The boxes will include clothes, nappies and books, but ministers have confirmed they “do not plan to include direct aids to support breast feeding”.
Less than 15% of mothers in the most deprived areas breast feed their babies beyond the first six to eight weeks, compared with just under half in the wealthiest areas.
Overall, Scotland has one of the worst breast feeding rates in the world, with the Royal College of Midwives warning that the sexualisation of women’s bodies is having a knock-on effect on the health of newborns because of the widespread use of formula milk.
Labour inequalities spokesperson Monica Lennon MSP said: “At a time when breast feeding rates in the poorest areas are so low, this looks like a massive missed opportunity to promote breast feeding.
“With breast feeding, babies get natural immunities and fewer infections. They are less likely to be obese in later life.

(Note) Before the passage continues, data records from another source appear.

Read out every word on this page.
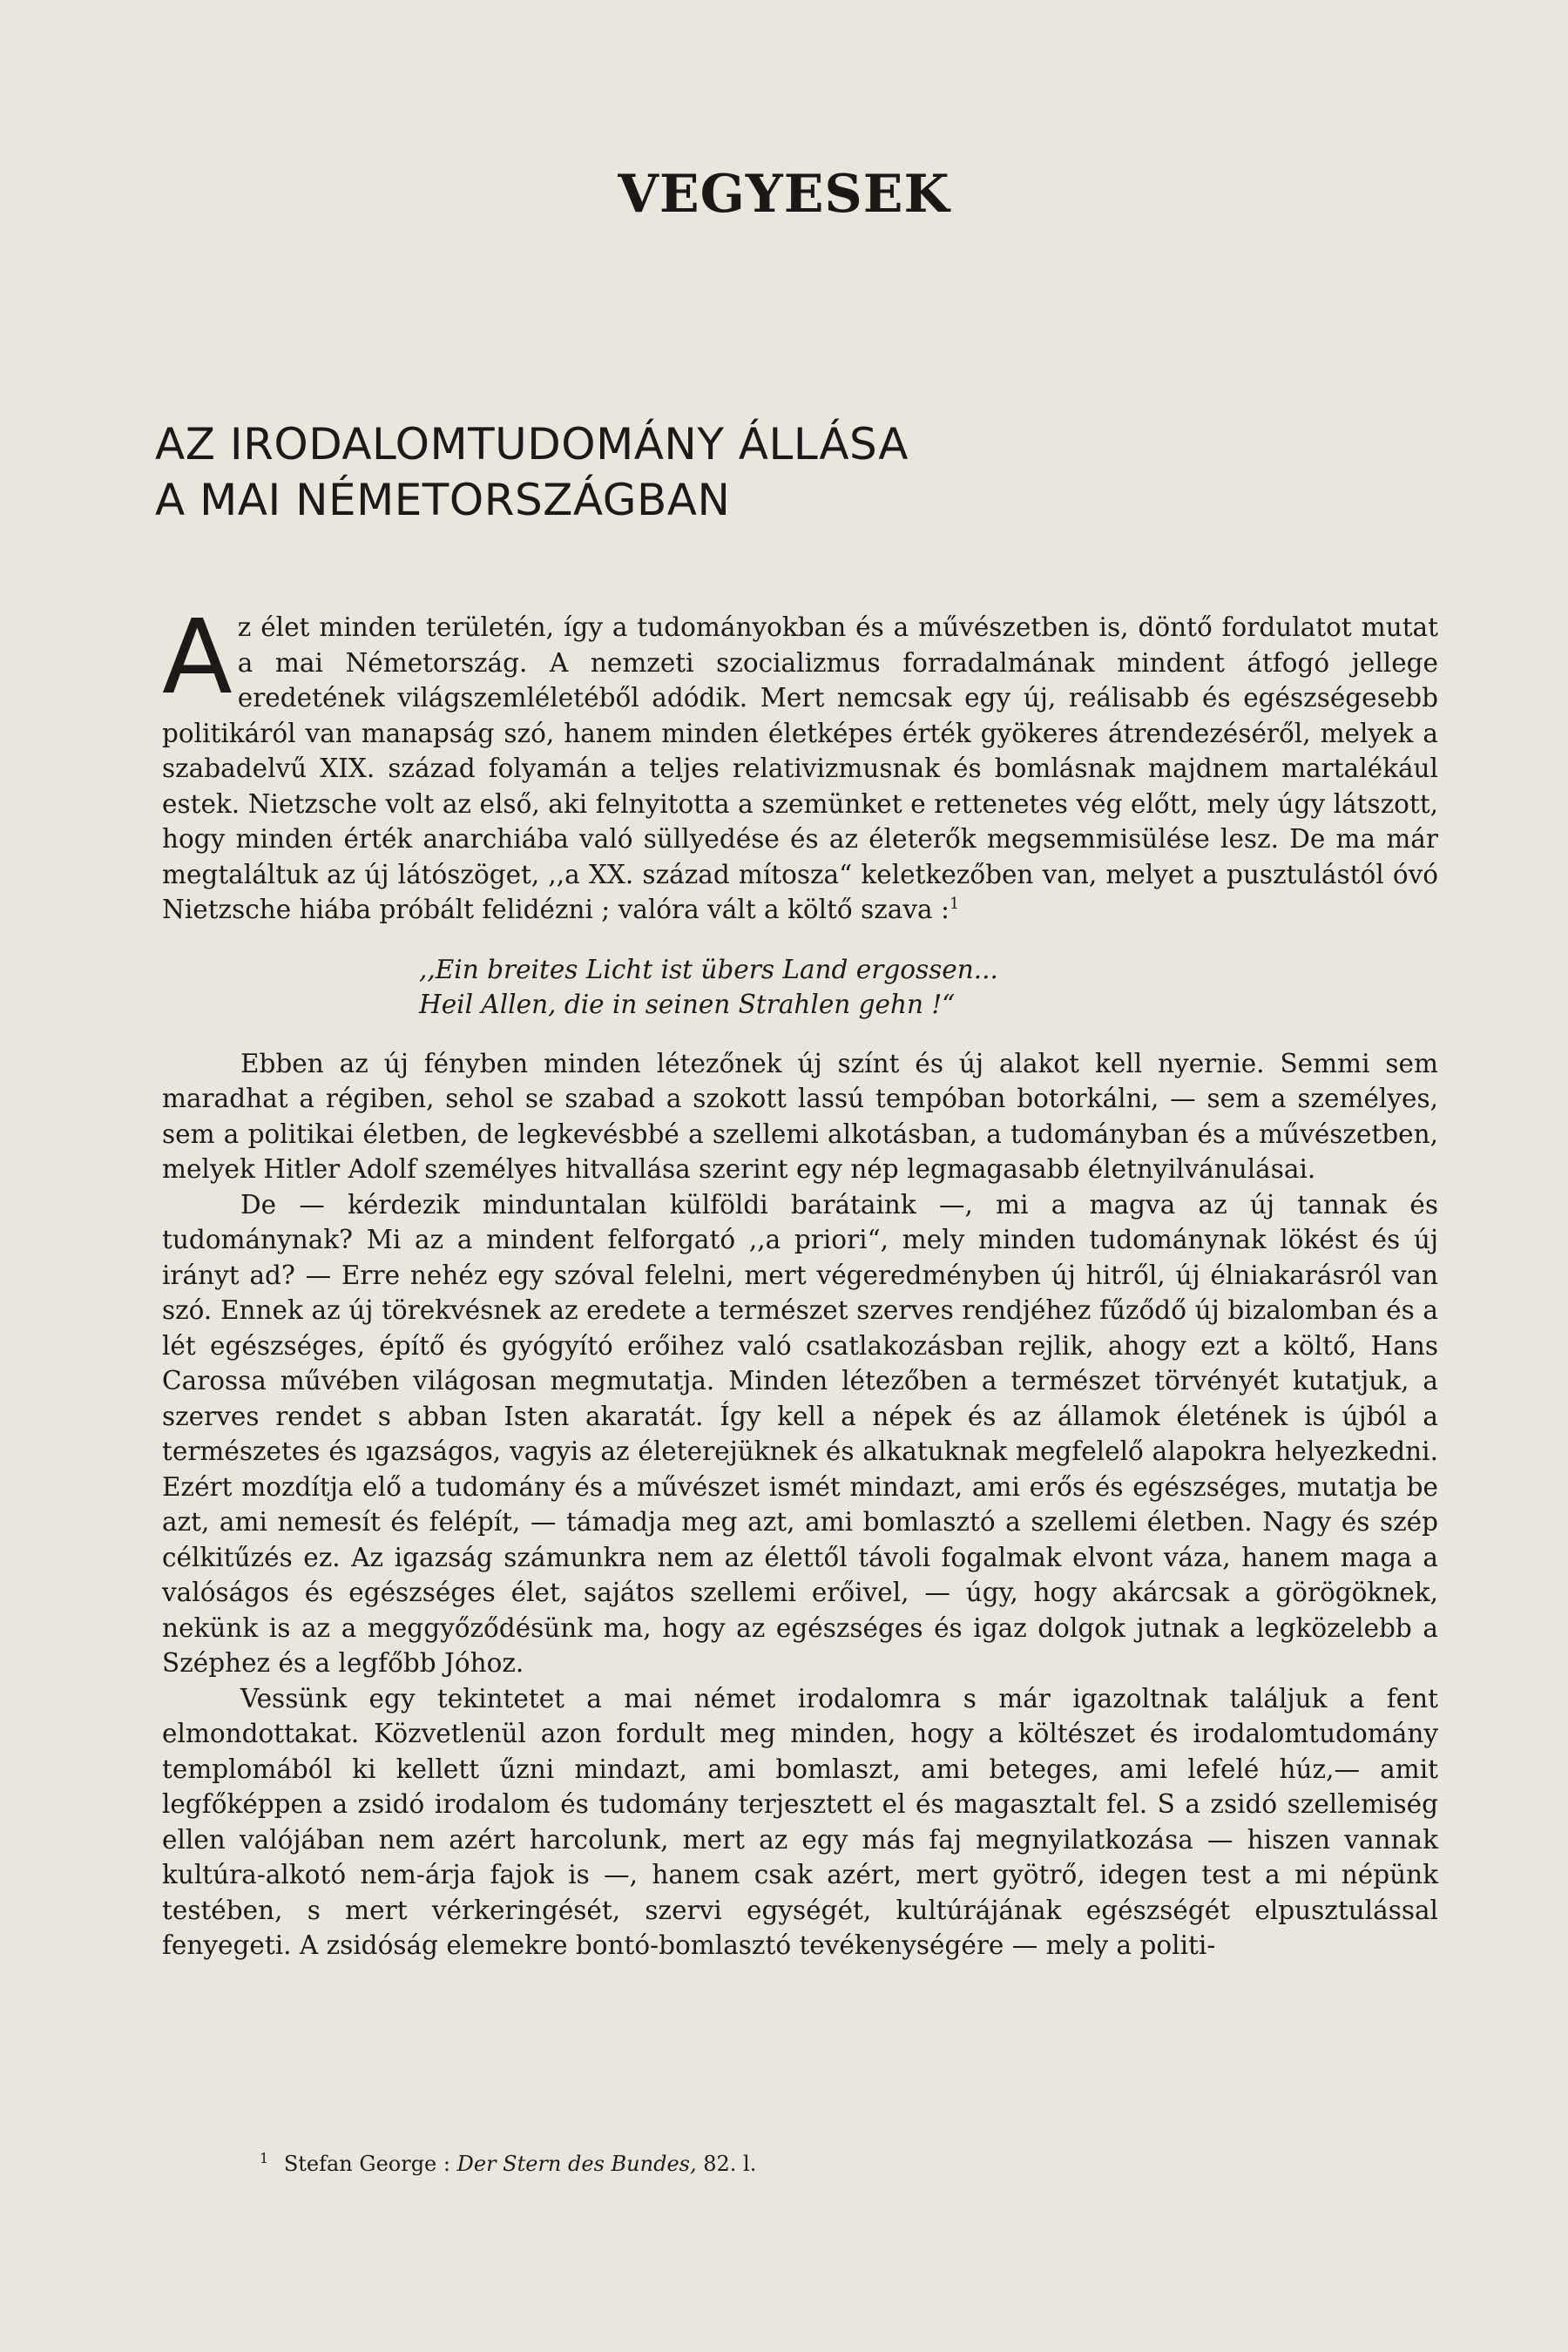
VEGYESEK
AZ IRODALOMTUDOMÁNY ÁLLÁSA
A MAI NÉMETORSZÁGBAN

Az élet minden területén, így a tudományokban és a művészetben is, döntő fordulatot mutat a mai Németország. A nemzeti szocializmus forradalmának mindent átfogó jellege eredetének világszemléletéből adódik. Mert nemcsak egy új, reálisabb és egészségesebb politikáról van manapság szó, hanem minden életképes érték gyökeres átrendezéséről, melyek a szabadelvű XIX. század folyamán a teljes relativizmusnak és bomlásnak majdnem martalékául estek. Nietzsche volt az első, aki felnyitotta a szemünket e rettenetes vég előtt, mely úgy látszott, hogy minden érték anarchiába való süllyedése és az életerők megsemmisülése lesz. De ma már megtaláltuk az új látószöget, ,,a XX. század mítosza“ keletkezőben van, melyet a pusztulástól óvó Nietzsche hiába próbált felidézni ; valóra vált a költő szava :$^1$

,,Ein breites Licht ist übers Land ergossen...
Heil Allen, die in seinen Strahlen gehn !“

Ebben az új fényben minden létezőnek új színt és új alakot kell nyernie. Semmi sem maradhat a régiben, sehol se szabad a szokott lassú tempóban botorkálni, — sem a személyes, sem a politikai életben, de legkevésbbé a szellemi alkotásban, a tudományban és a művészetben, melyek Hitler Adolf személyes hitvallása szerint egy nép legmagasabb életnyilvánulásai.

De — kérdezik minduntalan külföldi barátaink —, mi a magva az új tannak és tudománynak? Mi az a mindent felforgató ,,a priori“, mely minden tudománynak lökést és új irányt ad? — Erre nehéz egy szóval felelni, mert végeredményben új hitről, új élniakarásról van szó. Ennek az új törekvésnek az eredete a természet szerves rendjéhez fűződő új bizalomban és a lét egészséges, építő és gyógyító erőihez való csatlakozásban rejlik, ahogy ezt a költő, Hans Carossa művében világosan megmutatja. Minden létezőben a természet törvényét kutatjuk, a szerves rendet s abban Isten akaratát. Így kell a népek és az államok életének is újból a természetes és ıgazságos, vagyis az életerejüknek és alkatuknak megfelelő alapokra helyezkedni. Ezért mozdítja elő a tudomány és a művészet ismét mindazt, ami erős és egészséges, mutatja be azt, ami nemesít és felépít, — támadja meg azt, ami bomlasztó a szellemi életben. Nagy és szép célkitűzés ez. Az igazság számunkra nem az élettől távoli fogalmak elvont váza, hanem maga a valóságos és egészséges élet, sajátos szellemi erőivel, — úgy, hogy akárcsak a görögöknek, nekünk is az a meggyőződésünk ma, hogy az egészséges és igaz dolgok jutnak a legközelebb a Széphez és a legfőbb Jóhoz.

Vessünk egy tekintetet a mai német irodalomra s már igazoltnak találjuk a fent elmondottakat. Közvetlenül azon fordult meg minden, hogy a költészet és irodalomtudomány templomából ki kellett űzni mindazt, ami bomlaszt, ami beteges, ami lefelé húz,— amit legfőképpen a zsidó irodalom és tudomány terjesztett el és magasztalt fel. S a zsidó szellemiség ellen valójában nem azért harcolunk, mert az egy más faj megnyilatkozása — hiszen vannak kultúra-alkotó nem-árja fajok is —, hanem csak azért, mert gyötrő, idegen test a mi népünk testében, s mert vérkeringését, szervi egységét, kultúrájának egészségét elpusztulással fenyegeti. A zsidóság elemekre bontó-bomlasztó tevékenységére — mely a politi-

$^1$ Stefan George : Der Stern des Bundes, 82. l.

“It was Labour MSP Elaine Smith who introduced a Breast feeding Act to give mothers the protection to breast feed in public free of stigma, but the SNP government simply has not done enough to promote it since.
“Labour supports the aims behind the baby box but what it actually delivers is essential. Missing basic support like this makes it look like a PR exercise rather than a good piece of public policy.”
The first baby boxes will be send out from Hogmanay in pilot areas, with all new parents across Scotland receiving the support pack from later in 2017. The policy was borrowed from Finland, where the roll out of baby boxes 80 years ago is credited with reducing infant mortality to one of the lowest levels in the world.
Responding to a written parliamentary question from Labour, early years minister Mark McDonald said: “The Baby Box will include materials which promote attachment and which help parents prepare for the arrival of their baby. There will also be a strong focus on joining up core public health messages around things like safe-sleep.
“At present we do not plan to include direct aids to support breast feeding, but we will signpost parents to the new feedgood.scot website so that they can access up-to-date information which will help them make the right feeding choices for their babies.”